Now that you have an idea of the layout of your system, you can head to the hardware store to buy materials. See the sidebar for a complete list of materials.

The anti-siphon, filter, and pressure regulator all attach in series to the faucet.  From there, attach a distribution hose and lay it out along its intended course.  This is easier said than done, because it comes in a tidy roll, and as it unspools it will corkscrew all over the place.  To make this easier, unroll it in the sun and as it warms it will soften.  Keep pulling on the end and twisting it as needed to work out all those pesky corkscrews.  Use stakes every 10’ or so to hold it in place, and put on an end cap.  When the distribution hose is set in place, use the hole punch tool to punch holes where you want to run a length of 1/4” hose to a plant.  Pop a barbed connector on the end of the 1/4” hose, and then pop that into the distribution hose.  Put an emitter on the end of the 1/4” hose and stake it about halfway between the base of the plant and it’s outermost leaves.  You can use up to 30’ of 1/4” hose to reach plants away from the distribution hose.

If this sounds complicated – it’s really not. Once you see the parts and play around with how they go together, you will figure it out quickly.

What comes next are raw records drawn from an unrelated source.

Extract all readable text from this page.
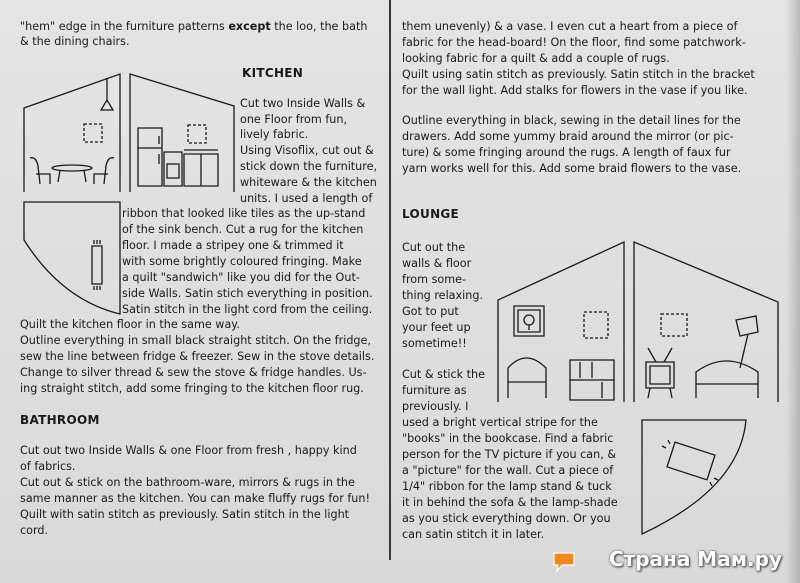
"hem" edge in the furniture patterns except the loo, the bath
& the dining chairs.
KITCHEN
Cut two Inside Walls &
one Floor from fun,
lively fabric.
Using Visoflix, cut out &
stick down the furniture,
whiteware & the kitchen
units. I used a length of
ribbon that looked like tiles as the up-stand
of the sink bench. Cut a rug for the kitchen
floor. I made a stripey one & trimmed it
with some brightly coloured fringing. Make
a quilt "sandwich" like you did for the Out-
side Walls. Satin stich everything in position.
Satin stitch in the light cord from the ceiling.
Quilt the kitchen floor in the same way.
Outline everything in small black straight stitch. On the fridge,
sew the line between fridge & freezer. Sew in the stove details.
Change to silver thread & sew the stove & fridge handles. Us-
ing straight stitch, add some fringing to the kitchen floor rug.
BATHROOM
Cut out two Inside Walls & one Floor from fresh , happy kind
of fabrics.
Cut out & stick on the bathroom-ware, mirrors & rugs in the
same manner as the kitchen. You can make fluffy rugs for fun!
Quilt with satin stitch as previously. Satin stitch in the light
cord.
them unevenly) & a vase. I even cut a heart from a piece of
fabric for the head-board! On the floor, find some patchwork-
looking fabric for a quilt & add a couple of rugs.
Quilt using satin stitch as previously. Satin stitch in the bracket
for the wall light. Add stalks for flowers in the vase if you like.
Outline everything in black, sewing in the detail lines for the
drawers. Add some yummy braid around the mirror (or pic-
ture) & some fringing around the rugs. A length of faux fur
yarn works well for this. Add some braid flowers to the vase.
LOUNGE
Cut out the
walls & floor
from some-
thing relaxing.
Got to put
your feet up
sometime!!
Cut & stick the
furniture as
previously. I
used a bright vertical stripe for the
"books" in the bookcase. Find a fabric
person for the TV picture if you can, &
a "picture" for the wall. Cut a piece of
1/4" ribbon for the lamp stand & tuck
it in behind the sofa & the lamp-shade
as you stick everything down. Or you
can satin stitch it in later.
Страна Мам.ру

It’s easy to fix mistakes, if you punch a hole where it shouldn’t be, just pop in a goof plug.  If you put in a wrong part, they pull out with a bit of prying.  All these hoses cut easily with a pair of garden shears.  If you would like to hide your system from view, you can dig a shallow trench to lay the hoses in, but don’t bury the emitters or they will clog.  If you plan on installing your system on a hill, be sure to use pressure compensating emitters, or the emitters at the bottom of the hill will have a much higher flow rate due to their higher pressure.

Materials Needed

Here is a list of materials you will need:

Anti-siphon – stops hose water from being siphoned back into the house.

Filter – keeps sediments from clogging the system.

Pressure regulator – lowers the water pressure down to 25 psi.

Hole punch – punches holes in distribution hose for 1/4” tubing.

Barbed connectors – to attach 1/4” tubing to distribution hose.

Stakes – keep the hoses in place.

Distribution hose – 1/2” hose, comes in rolls up to 50’.

1/4” hose – attaches to distribution hose to water nearby plants. 50’ rolls.

1/4” soaker hose – percolates water over an area.

Emitters – Drippers, sprayers, sprinklers, etc. attach on 1/4” hose.

Goof plugs – in case you punch a hole where it shouldn’t be.

End caps – cap ends of distribution hoses.



Corner connectors – to turn a sharp corner.

“T” connectors – to divide a line into a “T”.

“Y” connector – to connect a regular garden hose on your faucet as well.

Timer – automates the entire system.